I took advantage of a free Sunday during my time in Varenna to see a few villages around the central lake – Bellagio, Menaggio, Tremezzo and Cadenabbio. I was poised at all times for my G.Clooney run-in, resigned to the fact that I might have to settle for third wheel and borrow some nicer clothes from Elisabetta if I stayed for dinner. George must’ve been hiding from the rain back on his side of the lake. Nevertheless, highlights:
– The beautiful ride across the lake. My days off always fell on the rainy, foggy grey days, but Lake Como in dreary weather is just another type of stunning: layers of mountains forming bluish grey silhouettes, with colorful villages growing clear through the mist as we approached each port.
– Palace gardens. These guys didn’t make gardens; they made full on parks, forests, jungles. The Villa Serbelloni in Bellagio remains a manicured park open to the public to this day; Tremezzo’s Palazzo Carlotta’s epic gardens are the main draw of the ticketed palace museum. One of the Princes was a well-read botanist and brought plants from around the world to create the Epcot Center of backyards. My surprise favorite was the Valley of the Ferns, a misty, forested area with footbridges crossing a waterfall immersed in ferns.
– Pierangelo Masciadri’s Arte e Moda in Bellagio. This silk clothing and accessory designer’s daughters work at his two stores in Bellagio and Venice. Oddly enough, his much-touted street cred is that Bill Clinton, George W. and Bill Gates are all fans of his ties. I love that each of his collections is inspired by art, science and history. One is based on Egyptian figures, another on Leonardo Da Vinci’s anatomical art, and several are regional studies of Italy, like a collection of horse-centric ceramic designs from Tuscany.
– Wandering around Menaggio, a beautiful village that’s just big and small enough to get safely lost wandering up the cobblestone streets.

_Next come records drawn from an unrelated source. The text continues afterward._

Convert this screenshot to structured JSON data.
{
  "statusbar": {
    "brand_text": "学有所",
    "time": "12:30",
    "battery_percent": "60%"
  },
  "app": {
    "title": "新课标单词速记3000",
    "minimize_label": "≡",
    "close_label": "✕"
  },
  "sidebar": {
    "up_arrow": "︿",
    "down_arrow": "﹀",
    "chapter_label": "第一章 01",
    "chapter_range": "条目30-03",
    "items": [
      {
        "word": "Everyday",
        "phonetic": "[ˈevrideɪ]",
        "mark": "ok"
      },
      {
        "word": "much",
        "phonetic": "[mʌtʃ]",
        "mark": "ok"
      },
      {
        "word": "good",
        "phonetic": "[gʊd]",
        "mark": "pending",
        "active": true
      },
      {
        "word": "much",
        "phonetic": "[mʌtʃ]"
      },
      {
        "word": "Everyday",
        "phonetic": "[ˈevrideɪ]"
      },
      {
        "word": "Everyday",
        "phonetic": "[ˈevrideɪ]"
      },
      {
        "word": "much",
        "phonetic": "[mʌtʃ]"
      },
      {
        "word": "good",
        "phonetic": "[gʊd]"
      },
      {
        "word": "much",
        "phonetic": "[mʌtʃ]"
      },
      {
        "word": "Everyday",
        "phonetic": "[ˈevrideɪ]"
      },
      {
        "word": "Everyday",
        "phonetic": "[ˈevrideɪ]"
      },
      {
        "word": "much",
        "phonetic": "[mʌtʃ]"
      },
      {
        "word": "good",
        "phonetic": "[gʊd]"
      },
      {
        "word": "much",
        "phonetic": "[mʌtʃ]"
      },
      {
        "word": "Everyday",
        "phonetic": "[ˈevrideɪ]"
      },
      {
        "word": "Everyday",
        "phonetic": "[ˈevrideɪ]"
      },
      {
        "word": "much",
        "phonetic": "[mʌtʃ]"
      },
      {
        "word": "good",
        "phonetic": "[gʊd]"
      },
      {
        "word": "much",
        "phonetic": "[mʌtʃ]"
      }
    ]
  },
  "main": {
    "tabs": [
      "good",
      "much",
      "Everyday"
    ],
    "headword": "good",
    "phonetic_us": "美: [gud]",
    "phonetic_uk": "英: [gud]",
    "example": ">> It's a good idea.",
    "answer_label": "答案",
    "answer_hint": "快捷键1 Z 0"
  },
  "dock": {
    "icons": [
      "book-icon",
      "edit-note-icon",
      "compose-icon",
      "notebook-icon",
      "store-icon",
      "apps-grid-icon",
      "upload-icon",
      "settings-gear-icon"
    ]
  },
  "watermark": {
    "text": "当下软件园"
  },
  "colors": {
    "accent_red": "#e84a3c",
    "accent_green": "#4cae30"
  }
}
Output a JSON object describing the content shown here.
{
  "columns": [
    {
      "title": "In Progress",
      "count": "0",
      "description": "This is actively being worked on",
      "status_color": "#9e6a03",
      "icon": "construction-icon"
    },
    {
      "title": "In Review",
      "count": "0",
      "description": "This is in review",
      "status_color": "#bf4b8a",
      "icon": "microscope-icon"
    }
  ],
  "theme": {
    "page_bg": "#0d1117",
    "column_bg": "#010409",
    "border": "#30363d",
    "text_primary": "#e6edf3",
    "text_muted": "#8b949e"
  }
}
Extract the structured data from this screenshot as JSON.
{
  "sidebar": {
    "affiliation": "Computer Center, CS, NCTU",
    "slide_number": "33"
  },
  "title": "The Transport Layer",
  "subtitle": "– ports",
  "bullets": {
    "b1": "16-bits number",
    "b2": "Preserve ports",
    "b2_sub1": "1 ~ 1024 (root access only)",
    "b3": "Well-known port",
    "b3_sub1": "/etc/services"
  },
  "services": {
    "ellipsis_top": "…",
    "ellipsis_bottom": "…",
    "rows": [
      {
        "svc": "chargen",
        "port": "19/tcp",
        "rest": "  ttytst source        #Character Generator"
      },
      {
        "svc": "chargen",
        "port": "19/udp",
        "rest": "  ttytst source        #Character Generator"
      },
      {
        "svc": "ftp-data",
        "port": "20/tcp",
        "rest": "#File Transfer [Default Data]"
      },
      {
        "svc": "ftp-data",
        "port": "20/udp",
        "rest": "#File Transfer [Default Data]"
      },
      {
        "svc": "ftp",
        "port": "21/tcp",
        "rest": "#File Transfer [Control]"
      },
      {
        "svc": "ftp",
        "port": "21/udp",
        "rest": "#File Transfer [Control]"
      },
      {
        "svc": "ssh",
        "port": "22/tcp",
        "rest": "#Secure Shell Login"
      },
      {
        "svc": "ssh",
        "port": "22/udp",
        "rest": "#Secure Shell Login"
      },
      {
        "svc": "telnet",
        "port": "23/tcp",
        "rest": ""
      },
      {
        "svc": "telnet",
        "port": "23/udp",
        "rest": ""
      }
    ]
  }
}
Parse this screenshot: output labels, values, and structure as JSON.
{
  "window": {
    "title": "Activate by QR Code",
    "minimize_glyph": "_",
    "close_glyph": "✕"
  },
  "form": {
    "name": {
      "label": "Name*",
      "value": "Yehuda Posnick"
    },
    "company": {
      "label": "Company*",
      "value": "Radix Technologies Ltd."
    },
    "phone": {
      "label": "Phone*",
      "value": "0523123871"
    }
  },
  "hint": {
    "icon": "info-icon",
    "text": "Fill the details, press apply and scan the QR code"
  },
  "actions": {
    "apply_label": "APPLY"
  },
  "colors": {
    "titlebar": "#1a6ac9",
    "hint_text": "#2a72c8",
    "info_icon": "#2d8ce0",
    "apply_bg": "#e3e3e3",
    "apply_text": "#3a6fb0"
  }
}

– Trying mascia, a typical dessert of Lake Como, in Menaggio. Like many classic northern Italian dishes (polenta, little salty fish, risotto…) it comes from making something comforting and delicious with what little was available. Made from stale bread, pine nuts and dried fruits soaked and plumped up, mascia is like a mix between bread pudding and a cake or breakfast bread. It’s just solid enough to retain its shape, but so moist that I felt like a guilty kid sneaking bites of raw cookie dough.